John Tierney, do City Journal, recentemente nos aconselhou a “não esperar que aqueles que seguem ‘a ciência’ saibam do que estão falando. A ciência é um processo de descoberta e debate, não uma fé para professar ou um dogma pelo qual viver.”  Doug Allen, no The Australian, explicou que “assim que as pessoas começam a falar sobre ‘a ciência’, é um sinal claro de que querem fazer uma defesa política.” Se for consenso, Michael Crichton explica, “não é ciência; e se é ciência, não é consenso. ”

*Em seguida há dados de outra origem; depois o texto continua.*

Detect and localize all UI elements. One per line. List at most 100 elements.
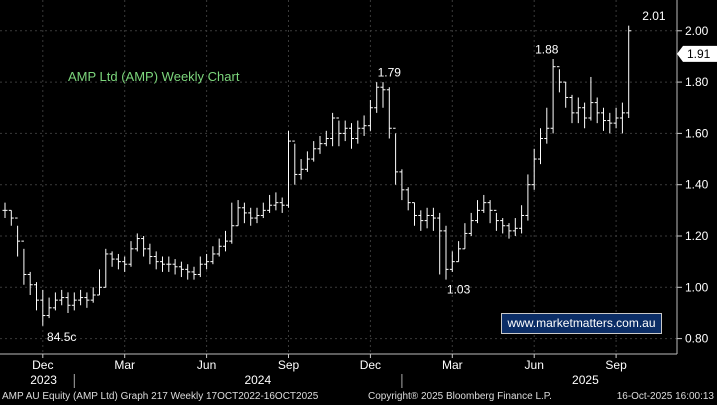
ohlc-bar xyxy=(204,253,210,270)
ohlc-bar xyxy=(582,102,588,129)
ohlc-bar xyxy=(46,297,52,319)
ohlc-bar xyxy=(241,202,247,224)
ohlc-bar xyxy=(52,292,58,311)
ohlc-bar xyxy=(166,256,172,272)
ohlc-bar xyxy=(260,202,266,219)
ohlc-bar xyxy=(172,259,178,275)
x-year-label: 2025 xyxy=(572,373,599,387)
ohlc-bar xyxy=(475,200,480,224)
ohlc-bar xyxy=(355,120,361,144)
y-tick-label: 1.00 xyxy=(685,280,709,294)
ohlc-bar xyxy=(563,81,569,108)
ohlc-bar xyxy=(210,246,216,265)
ohlc-bar xyxy=(349,123,354,149)
watermark-url[interactable]: www.marketmatters.com.au xyxy=(501,313,662,334)
chart-annotations: 84.5c 1.79 1.03 1.88 2.01 1.91 xyxy=(47,9,717,344)
ohlc-bar xyxy=(380,82,386,108)
ohlc-bar xyxy=(178,261,184,278)
ohlc-bar xyxy=(500,218,506,234)
ohlc-bar xyxy=(538,128,543,165)
footer-security-info: AMP AU Equity (AMP Ltd) Graph 217 Weekly… xyxy=(2,391,319,402)
ohlc-bar xyxy=(367,100,373,131)
ohlc-bar xyxy=(481,194,487,213)
ohlc-bar xyxy=(468,212,474,236)
ohlc-bar xyxy=(229,202,235,244)
ohlc-bar xyxy=(40,289,46,326)
footer-copyright: Copyright® 2025 Bloomberg Finance L.P. xyxy=(368,391,552,402)
ohlc-bar xyxy=(185,264,191,280)
ohlc-bar xyxy=(374,82,380,113)
ohlc-bar xyxy=(34,282,39,311)
ohlc-bar xyxy=(279,197,285,213)
current-price-tag: 1.91 xyxy=(677,45,717,62)
ohlc-bar xyxy=(304,151,310,172)
ohlc-bar xyxy=(424,207,430,229)
ohlc-bar xyxy=(103,248,109,288)
ohlc-bar xyxy=(235,200,241,227)
x-month-label: Sep xyxy=(605,358,627,372)
ohlc-bar xyxy=(531,148,537,190)
ohlc-bar xyxy=(594,97,600,124)
ohlc-bar xyxy=(619,102,625,134)
ohlc-bar xyxy=(323,130,329,147)
ohlc-bar xyxy=(405,187,411,211)
ohlc-bar xyxy=(109,251,115,267)
current-price-marker xyxy=(677,45,717,62)
ohlc-bar xyxy=(21,240,27,285)
ohlc-bar xyxy=(122,256,128,272)
y-tick-label: 0.80 xyxy=(685,332,709,346)
y-tick-label: 1.80 xyxy=(685,75,709,89)
ohlc-bar xyxy=(15,217,21,257)
ohlc-bar xyxy=(197,256,203,278)
price-annotation: 1.03 xyxy=(447,283,471,297)
ohlc-bar xyxy=(286,130,291,208)
ohlc-bar xyxy=(361,115,367,136)
ohlc-bar xyxy=(273,192,279,211)
ohlc-bar xyxy=(462,223,468,250)
ohlc-bar xyxy=(443,225,449,280)
ohlc-bar xyxy=(223,230,228,252)
ohlc-bar xyxy=(556,66,562,93)
chart-footer: AMP AU Equity (AMP Ltd) Graph 217 Weekly… xyxy=(0,389,717,405)
ohlc-bar xyxy=(519,205,525,234)
ohlc-bar xyxy=(525,174,531,221)
ohlc-bar xyxy=(97,269,102,296)
price-annotation: 2.01 xyxy=(642,9,666,23)
ohlc-bar xyxy=(412,202,417,226)
price-annotation: 1.79 xyxy=(378,66,402,80)
y-tick-label: 1.20 xyxy=(685,229,709,243)
x-year-label: 2023 xyxy=(30,373,57,387)
ohlc-bar xyxy=(267,194,273,213)
ohlc-bar xyxy=(418,210,424,231)
x-month-label: Jun xyxy=(197,358,216,372)
x-month-label: Jun xyxy=(525,358,544,372)
ohlc-bar xyxy=(437,212,443,275)
ohlc-bar xyxy=(456,241,462,263)
ohlc-bar xyxy=(393,127,399,185)
ohlc-bar xyxy=(386,87,392,139)
price-annotation: 1.88 xyxy=(535,43,559,57)
ohlc-bar xyxy=(550,59,556,134)
ohlc-bar xyxy=(191,266,197,280)
ohlc-bar xyxy=(449,251,455,272)
x-month-label: Dec xyxy=(32,358,53,372)
ohlc-bar xyxy=(90,287,96,303)
ohlc-bar xyxy=(311,141,317,162)
y-tick-label: 1.60 xyxy=(685,126,709,140)
ohlc-bar xyxy=(59,289,65,306)
ohlc-bar xyxy=(141,236,147,257)
ohlc-bar xyxy=(160,256,165,272)
ohlc-bar xyxy=(544,107,550,144)
ohlc-bar xyxy=(330,112,336,147)
x-month-label: Dec xyxy=(360,358,381,372)
y-tick-label: 1.40 xyxy=(685,178,709,192)
ohlc-bar xyxy=(216,238,222,257)
ohlc-bar xyxy=(342,120,348,142)
footer-timestamp: 16-Oct-2025 16:00:13 xyxy=(616,391,714,402)
ohlc-bar xyxy=(487,200,493,224)
ohlc-bar xyxy=(84,292,90,308)
ohlc-bar xyxy=(317,135,323,154)
price-bars xyxy=(2,25,632,326)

Nassim Taleb também contribuiu, em sua prosa rústica característica: “Se a ciência operasse pelo consenso da maioria, ainda estaríamos presos na Idade Média, e Einstein teria terminado como começou, um escriturário de patentes com passatempos paralelos infrutíferos.”

A ciência vive da controvérsia e alimenta o conflito. É apenas a política e a mente ideológica que exigem “consenso” e “ciência estabelecida”.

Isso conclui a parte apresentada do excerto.